The hiding places of lizards may easily be found in the winter by overturning heaps of boards, stones, logs, etc. At that time of the year, especially after a heavy frost, they are easily captured, for they are quite sluggish. The Horned Lizards usually bury themselves in the ground, where they sometimes dug out accidentally. Snakes in this part of the country hibernate under haystacks, piles of boards, etc., but usually they seem to pass the winter in gopher or ground squirrel holes in the ground.
Between last Christmas and New Years I caught one "Water" Snake and one Western Garter Snake on a particularly warm day in a valley between the city of Los Angeles and the ocean. Near Dulzura I caught one more "Water" Snake and this winter received two small unidentified snakes from Calexico, where there is an arid tropical climate. Even in the desert around Calexico, snakes are more scarce in winter than they are in summer; though, if the truth must be told, they are not plentiful there at any time.
I have not known of any case of Clemmys marmorata - Southern California's only turtle-being found in the winter.
"... a valley between the city of Los Angeles and the ocean."
My research has discovered that in 1913, when the Lorquin Natural History Club was founded, the first field trip of the new club took place in 1913 and they visited the Ballona Valley.
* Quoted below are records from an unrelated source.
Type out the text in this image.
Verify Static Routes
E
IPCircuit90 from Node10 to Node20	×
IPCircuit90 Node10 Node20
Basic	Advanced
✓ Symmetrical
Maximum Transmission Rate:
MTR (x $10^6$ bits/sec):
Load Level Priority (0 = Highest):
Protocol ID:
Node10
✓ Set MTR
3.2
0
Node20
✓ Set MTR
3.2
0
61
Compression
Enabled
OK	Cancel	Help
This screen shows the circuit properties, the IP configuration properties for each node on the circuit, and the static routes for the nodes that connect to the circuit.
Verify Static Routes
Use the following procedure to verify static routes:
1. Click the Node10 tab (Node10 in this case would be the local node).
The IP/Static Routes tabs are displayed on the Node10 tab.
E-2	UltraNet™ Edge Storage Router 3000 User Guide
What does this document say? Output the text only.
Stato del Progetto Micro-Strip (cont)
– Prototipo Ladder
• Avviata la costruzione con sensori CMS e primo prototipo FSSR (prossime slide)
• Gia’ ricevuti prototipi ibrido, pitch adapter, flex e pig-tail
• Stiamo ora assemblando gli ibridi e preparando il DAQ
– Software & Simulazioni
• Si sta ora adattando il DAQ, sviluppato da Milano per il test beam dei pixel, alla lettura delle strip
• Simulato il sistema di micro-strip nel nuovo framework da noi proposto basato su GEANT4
Insects, mollusks, plants, reptiles, amphibians, and birds were observed and collected. Young Paul was 16 years old.
My hope is that Los Angeles residents will welcome the amphibians and reptiles to the prairie-like meadows and scrub lands at the baseball fields of the Ballona State Ecological Reserve. This landscape is indeed a geography of hope that is very special with so much potential for natural history study that is educational recreation for everyone if they open their heart and mind to nature!